PMWC Interview with R. Adams Dudley, M.D., Professor of Medicine and Health Policy, UCSF – Speaker at PMWC 2018 Silicon Valley

We had a chance to sit down with Dr. R. Adams Dudley, M.D., Professor of Medicine and Health Policy, UCSF who will be speaking at our upcoming PMWC 2018 Silicon Valley conference this coming January. He shared with us his views on the current payment model in healthcare, his quality of care research, and pay-for-performance incentivized procedures.

Currently the healthcare payment model is still predominantly based on a fee-for-service model. However, the payment model and underlying structure, as we know it, is changing towards a pay-for-performance model.

Interview with R. Adams Dudley, M.D., Professor of Medicine and Health Policy, UCSF

Q: What is the ideal payment model we should aim for and why?

A: The ideal payment model may depend on one’s perspective. However, the general consensus among both health policy researchers and policymakers is that we should be headed toward risk-based contacting, especially global payment models with providers at risk for the costs as well as the quality of the care they provide.

Q: Why is it important to strive for a pay-for-performance model? Can you provide some examples?

A: The strongest evidence is pretty simple: National and local studies have repeatedly found that, for aspects of care that are not targeted with some incentive, the right thing is done only just over half the time (about 55%). This is true for diagnostic tests, chronic disease management, and many other areas. In stark contrast, there is a short list of measures for which clinical organizations have incentives to perform better. For most of these, the right thing is done more than 90% of the time.

Q: What impact will a pay-for-performance model have on healthcare, the patient and physician, the pharmaceutical industry, or the health insurance provider?

A: Pay for performance is just one approach to payment reform. The current direction of CMS and most other payers is to combine pay for performance (really, “pay for performance on a small number of quality measures”) with financial risk-based contracts.

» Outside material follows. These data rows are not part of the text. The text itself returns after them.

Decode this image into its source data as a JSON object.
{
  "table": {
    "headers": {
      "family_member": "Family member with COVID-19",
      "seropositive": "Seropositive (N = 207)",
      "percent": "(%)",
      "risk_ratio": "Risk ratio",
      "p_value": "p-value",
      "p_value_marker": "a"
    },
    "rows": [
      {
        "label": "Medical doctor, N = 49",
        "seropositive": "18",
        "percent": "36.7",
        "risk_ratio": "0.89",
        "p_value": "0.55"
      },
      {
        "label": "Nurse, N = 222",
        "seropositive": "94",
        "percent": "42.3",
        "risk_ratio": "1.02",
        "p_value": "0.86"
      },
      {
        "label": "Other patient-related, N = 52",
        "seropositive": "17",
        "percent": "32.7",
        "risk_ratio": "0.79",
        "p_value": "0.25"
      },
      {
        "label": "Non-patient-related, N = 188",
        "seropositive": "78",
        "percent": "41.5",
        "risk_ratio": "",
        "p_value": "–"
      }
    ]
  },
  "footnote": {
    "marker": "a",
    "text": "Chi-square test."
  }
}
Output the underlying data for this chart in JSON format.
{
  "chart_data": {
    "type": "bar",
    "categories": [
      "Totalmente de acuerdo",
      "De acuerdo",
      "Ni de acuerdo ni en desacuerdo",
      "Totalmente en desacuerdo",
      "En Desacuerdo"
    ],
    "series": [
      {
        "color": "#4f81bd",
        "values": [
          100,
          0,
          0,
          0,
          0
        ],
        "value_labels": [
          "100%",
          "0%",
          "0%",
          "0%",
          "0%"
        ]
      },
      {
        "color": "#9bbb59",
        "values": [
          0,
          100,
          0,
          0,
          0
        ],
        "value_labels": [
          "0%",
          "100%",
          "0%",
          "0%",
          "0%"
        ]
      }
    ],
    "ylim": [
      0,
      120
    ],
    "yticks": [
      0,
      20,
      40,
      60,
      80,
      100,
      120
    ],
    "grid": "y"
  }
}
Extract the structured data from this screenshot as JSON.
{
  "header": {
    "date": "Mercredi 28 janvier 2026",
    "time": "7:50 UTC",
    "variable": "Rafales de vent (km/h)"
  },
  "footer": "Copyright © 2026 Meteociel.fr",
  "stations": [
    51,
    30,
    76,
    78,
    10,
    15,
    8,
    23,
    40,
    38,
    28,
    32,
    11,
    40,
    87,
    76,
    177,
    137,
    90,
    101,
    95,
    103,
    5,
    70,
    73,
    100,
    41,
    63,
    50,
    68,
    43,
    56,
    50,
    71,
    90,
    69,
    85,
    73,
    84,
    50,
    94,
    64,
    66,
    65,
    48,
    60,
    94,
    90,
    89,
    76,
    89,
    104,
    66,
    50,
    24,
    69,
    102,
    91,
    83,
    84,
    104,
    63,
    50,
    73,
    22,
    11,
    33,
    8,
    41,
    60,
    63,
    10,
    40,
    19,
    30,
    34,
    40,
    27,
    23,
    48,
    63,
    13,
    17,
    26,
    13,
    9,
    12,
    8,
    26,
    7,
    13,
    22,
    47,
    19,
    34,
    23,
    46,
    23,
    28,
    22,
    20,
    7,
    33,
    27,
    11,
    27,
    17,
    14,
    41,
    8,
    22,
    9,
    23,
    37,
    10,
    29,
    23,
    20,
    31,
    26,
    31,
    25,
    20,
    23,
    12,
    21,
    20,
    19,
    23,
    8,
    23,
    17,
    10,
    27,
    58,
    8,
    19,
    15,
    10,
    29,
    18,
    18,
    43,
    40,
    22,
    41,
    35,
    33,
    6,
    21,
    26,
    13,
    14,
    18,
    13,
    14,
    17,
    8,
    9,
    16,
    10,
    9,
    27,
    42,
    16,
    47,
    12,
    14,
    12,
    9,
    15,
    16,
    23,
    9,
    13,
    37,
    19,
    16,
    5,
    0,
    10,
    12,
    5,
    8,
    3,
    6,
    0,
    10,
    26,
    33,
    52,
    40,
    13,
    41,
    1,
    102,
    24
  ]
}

Q: Can you explain what this exactly entails and what the goal of this research is? How do you go about to achieve this goal? Can you share some of your research results with this audience?

A: There is widespread evidence of quality and safety problems in medicine. However, the studies that show this have been expensive, because legacy approaches to measuring performance are very expensive. If we could measure performance more accurately and at lower cost, we would have important tools that health care managers and policymakers could use to incentivize health care organizations to do better. Our team is making good progress with this. For instance, we have used big data and machine learning approaches to dramatically improve risk adjustment for predictive analytics like estimated the expected mortality rate and average length of stay for intensive care unit patients. These are foundational tools for those who would improve ICU performance.

Q: Can you tell us more about what you’ve learned from these trials and how we can translate some the learnings into favorable value-based/for-performance payment models?

A: We did a trial in New York City with physicians in small practices that had a high proportion of low income patients. These are the settings—practices with uninsured and Medicaid patients (hence lower profits) and little scale (hence little ability to spread the costs of adopting good business systems across many patients)—in which improvement should be hardest. Nonetheless, when we randomized those practices to receive pay for performance incentives, they clearly improved their care.

Q: Is there anything else you would like to add?

A: Not all pay for performance projects have shown benefit of this payment method. The success of our program probably reflects not just the impact of the general concept of pay for performance, but also three other features of the program: 1) we allowed the physician practices to help decide what parts of care were important (which ones to target with incentives), so we knew the physicians thought improving care was a good clinical goal, 2) we gave the physician practices some say in how big the incentives needed to be (matching costs to revenues), and 3) we made sure the practices could get timely information about how they were doing, so they could try different strategies and see how they improved.